Secrets

Decoding and Validating Secrets

Find secrets hidden one encoding layer deep with --decode, and confirm which credentials are actually live with --validate.

Decoding and Validating Secrets

Two opt-in flags sharpen secrets scanning: --decode finds credentials hidden inside encoded blobs, and --validate confirms which detected credentials are actually live.
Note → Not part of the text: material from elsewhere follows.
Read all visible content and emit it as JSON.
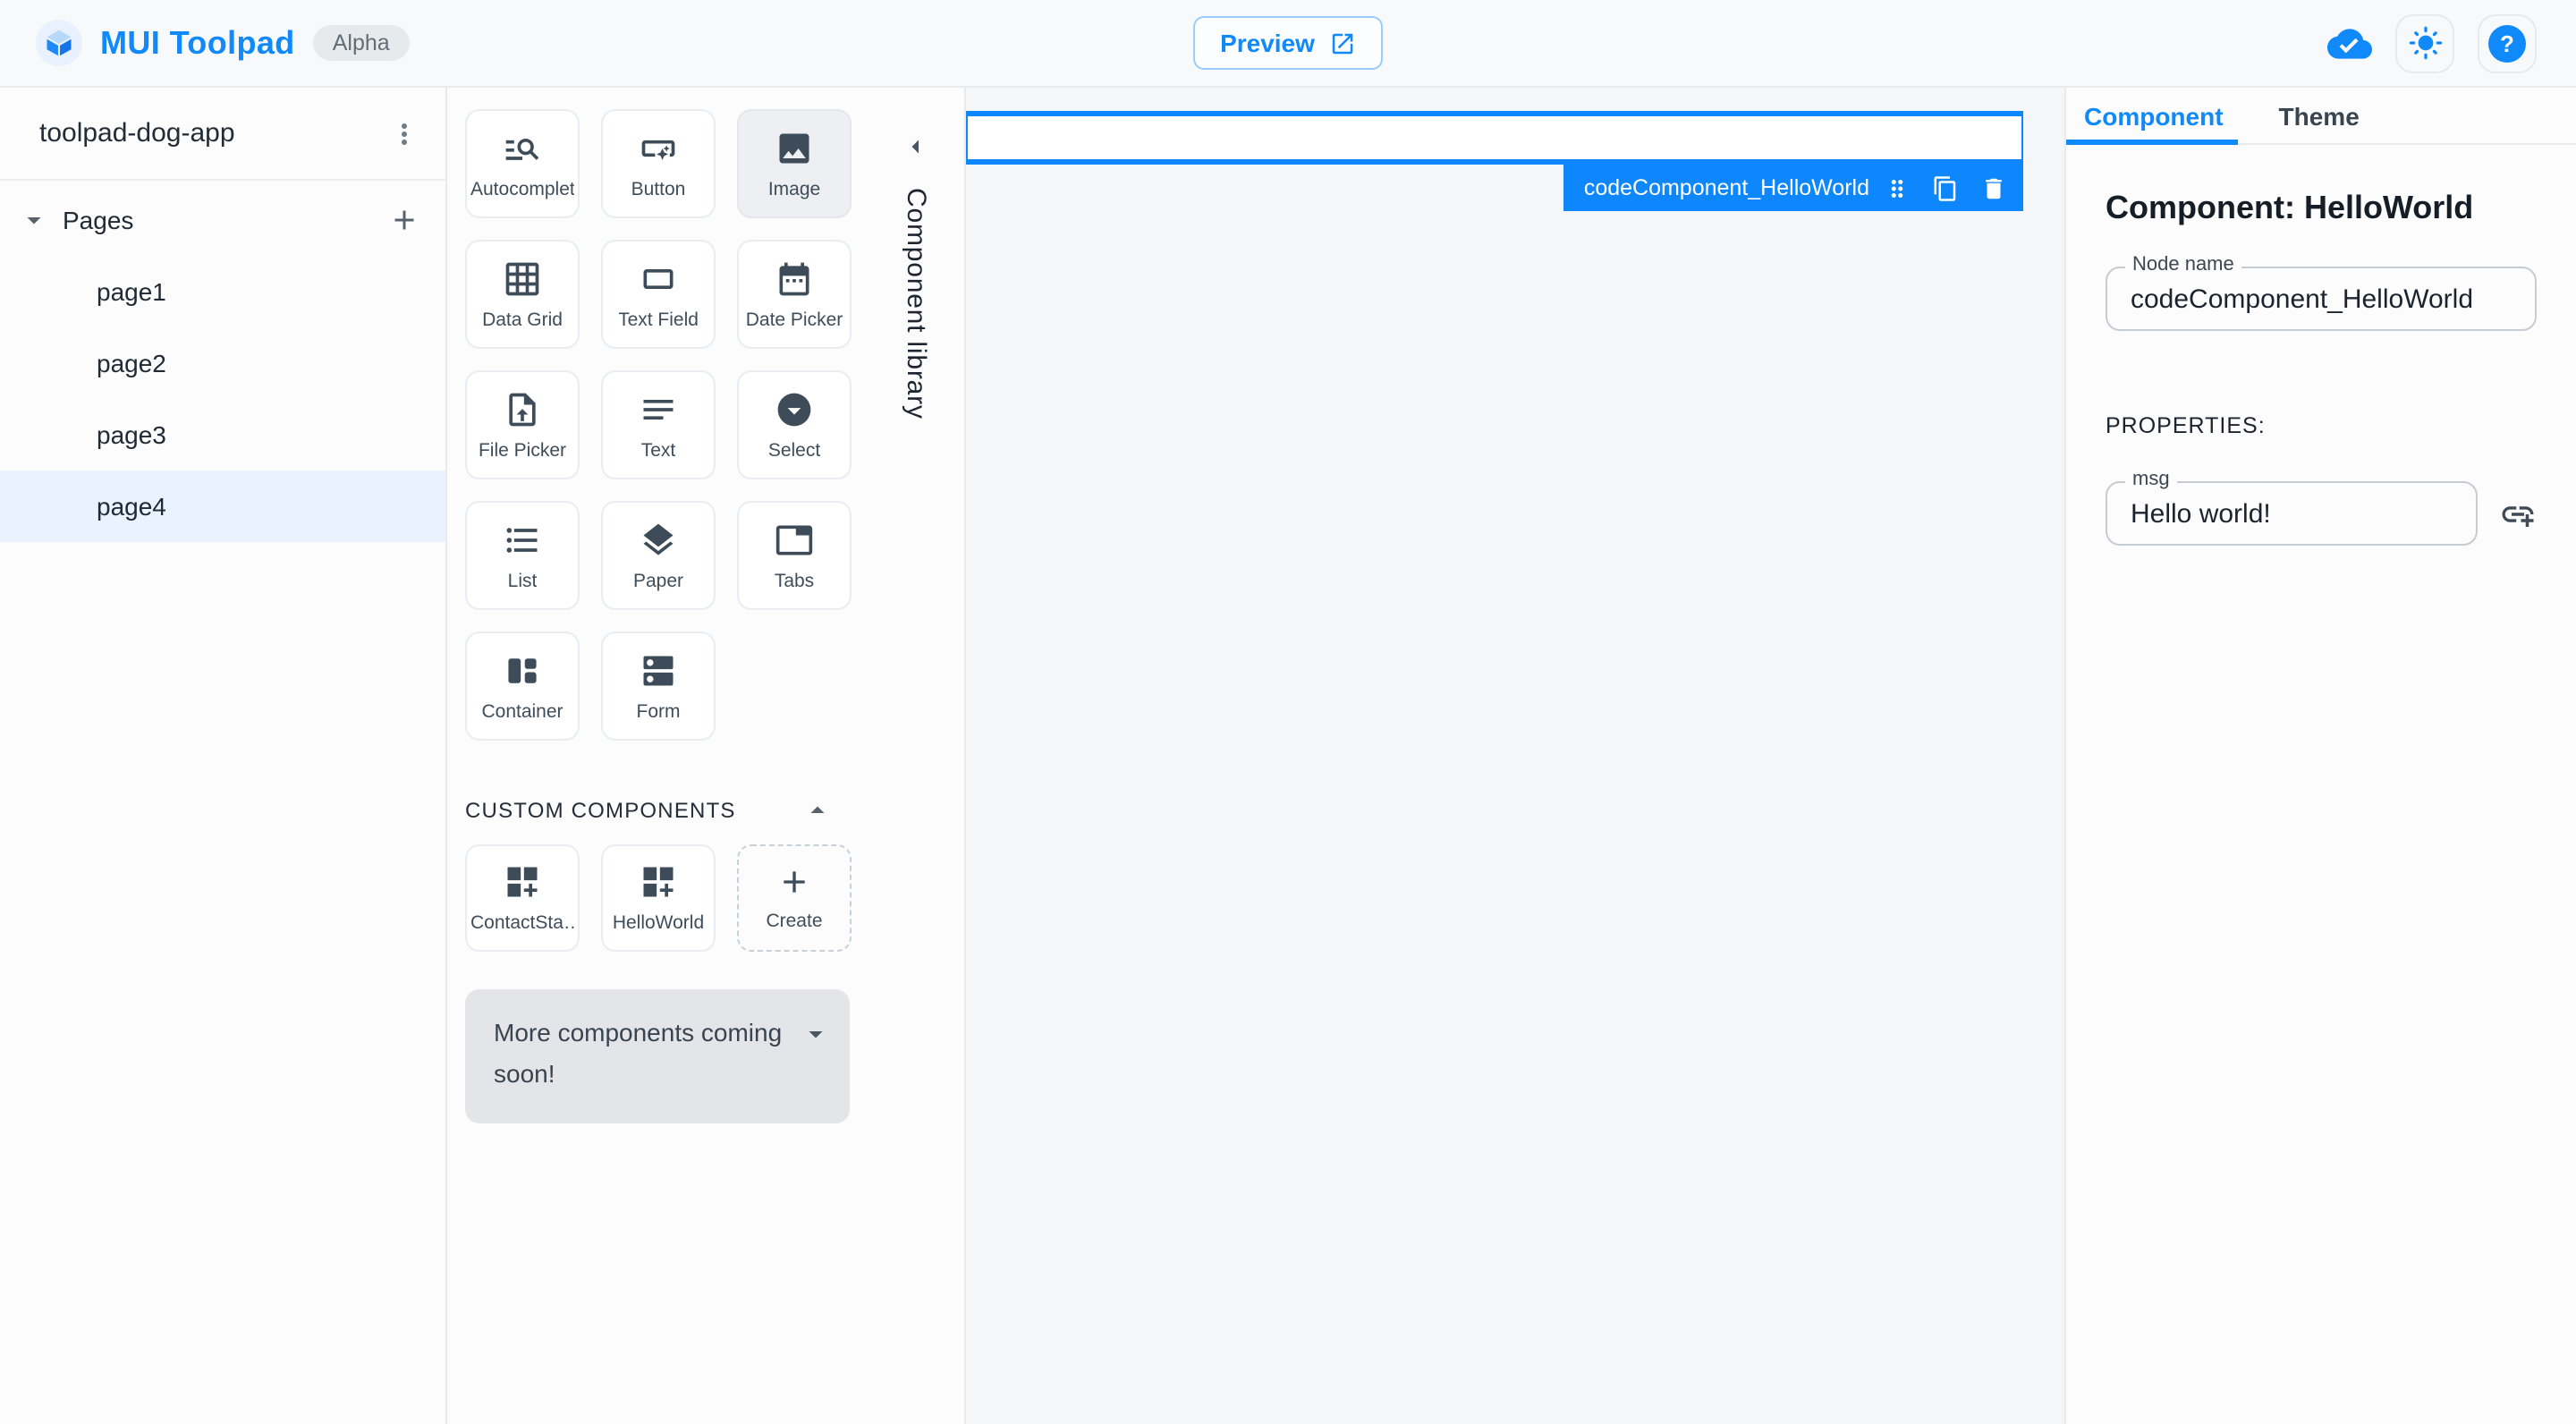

Decoding encoded payloads (--decode)

Secrets are often committed one encoding layer deep — a base64 environment blob, a hex string, a URL-encoded value, or a gzipped config. A normal scan sees only the opaque outer blob and misses the credential inside. --decode decodes those payloads (base64/hex/url/gzip) and re-runs the secret rules over the decoded content:

xgrep --decode --category secrets .
xgrep --history --decode --category secrets .   # combine with history scanning

Each decoded finding records its decode chain in metadata.decoded-from (e.g. base64 > gzip). It's opt-in and hermetic — off by default, and decoding is a local, deterministic transform with no network. See the CLI reference for details.

Validating live secrets (--validate)

Detection finds strings that look like credentials; --validate confirms whether one is actually live by probing its provider, then raises a confirmed finding to full severity while leaving revoked/invalid ones low:

xgrep --validate --category secrets .

It is opt-in and off by default — the one mode that makes outbound network calls. The candidate is sent only to that provider's fixed endpoint, and is never logged or written to disk. Validators currently ship for GitHub, GitLab, Slack, and Stripe tokens (more to follow). See the CLI reference for the full validation_state semantics.